Mutual fund investment comes in a variety of categories such as equity, bonds, and gold. It mainly depends on the investment manage to choose a specific way of investing in the market which may be reliant on the scheme’s objective. It is suggested for the investors to keep a check on the scheme’s performance at regular intervals. The best way is to carry out a periodical check of all the underlying MF schemes and emit non-performers. This would help you not only save your money but also increase the chances of making gains.

  • Investing in multiple schemes

This is another most commonly done mistakes by new mutual fund investors just for the sake of diversification. This strategy is inappropriate as each mutual fund feature a scattered collection of securities. The more schemes an investor invests in, the more difficult would be for him to keep a track of the same. Rather, have a portfolio of 2-3 good schemes and build on that.

  • Overcoming financial objectives

For every investors, there remains a financial goal like preparing for retirement, daughter’s wedding, buying a car, or anything else. All the investments are made keeping that goal in mind. However, most investors ignore their financial objectives and end up investing in places that do not support their goals.

The selection of a particular mutual scheme also depends on the financial objective behind the investment. So, take every step towards mutual funds investment keep your core objective in mind.

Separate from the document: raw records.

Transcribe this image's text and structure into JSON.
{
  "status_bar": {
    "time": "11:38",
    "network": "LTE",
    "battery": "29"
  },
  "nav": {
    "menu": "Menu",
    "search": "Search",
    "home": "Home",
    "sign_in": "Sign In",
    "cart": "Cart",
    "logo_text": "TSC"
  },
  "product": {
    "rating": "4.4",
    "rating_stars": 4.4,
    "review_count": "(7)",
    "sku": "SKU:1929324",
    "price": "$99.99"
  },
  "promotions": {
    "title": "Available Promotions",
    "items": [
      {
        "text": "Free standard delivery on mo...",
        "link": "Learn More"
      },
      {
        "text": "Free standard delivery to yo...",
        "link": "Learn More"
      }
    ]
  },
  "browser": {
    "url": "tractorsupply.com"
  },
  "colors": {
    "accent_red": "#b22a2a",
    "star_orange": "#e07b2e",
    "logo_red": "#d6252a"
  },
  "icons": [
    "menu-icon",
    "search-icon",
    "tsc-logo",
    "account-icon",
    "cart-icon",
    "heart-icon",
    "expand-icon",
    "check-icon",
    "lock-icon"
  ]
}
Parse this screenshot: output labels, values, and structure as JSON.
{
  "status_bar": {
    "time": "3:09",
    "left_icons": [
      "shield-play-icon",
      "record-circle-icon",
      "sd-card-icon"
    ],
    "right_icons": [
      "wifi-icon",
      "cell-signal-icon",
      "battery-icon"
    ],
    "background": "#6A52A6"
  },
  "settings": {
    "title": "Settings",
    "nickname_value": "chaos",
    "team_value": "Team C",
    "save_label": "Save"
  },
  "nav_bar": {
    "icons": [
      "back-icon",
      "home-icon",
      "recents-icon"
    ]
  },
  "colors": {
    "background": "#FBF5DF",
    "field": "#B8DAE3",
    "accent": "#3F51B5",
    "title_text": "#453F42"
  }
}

  • Investing with short-term time horizon

Every mf investment advisor or the best stock broker in India will tell ask investors to invest with a long-term scope, except the investor is particularly looking for a fund available within a fixed period. Long term investments grow considerably due to the power of compounding. Equity Mutual funds are great for long-term investments and therefore it is advised to hold the investment for a minimum of five years or more to garner optimum maximum benefits from the investments.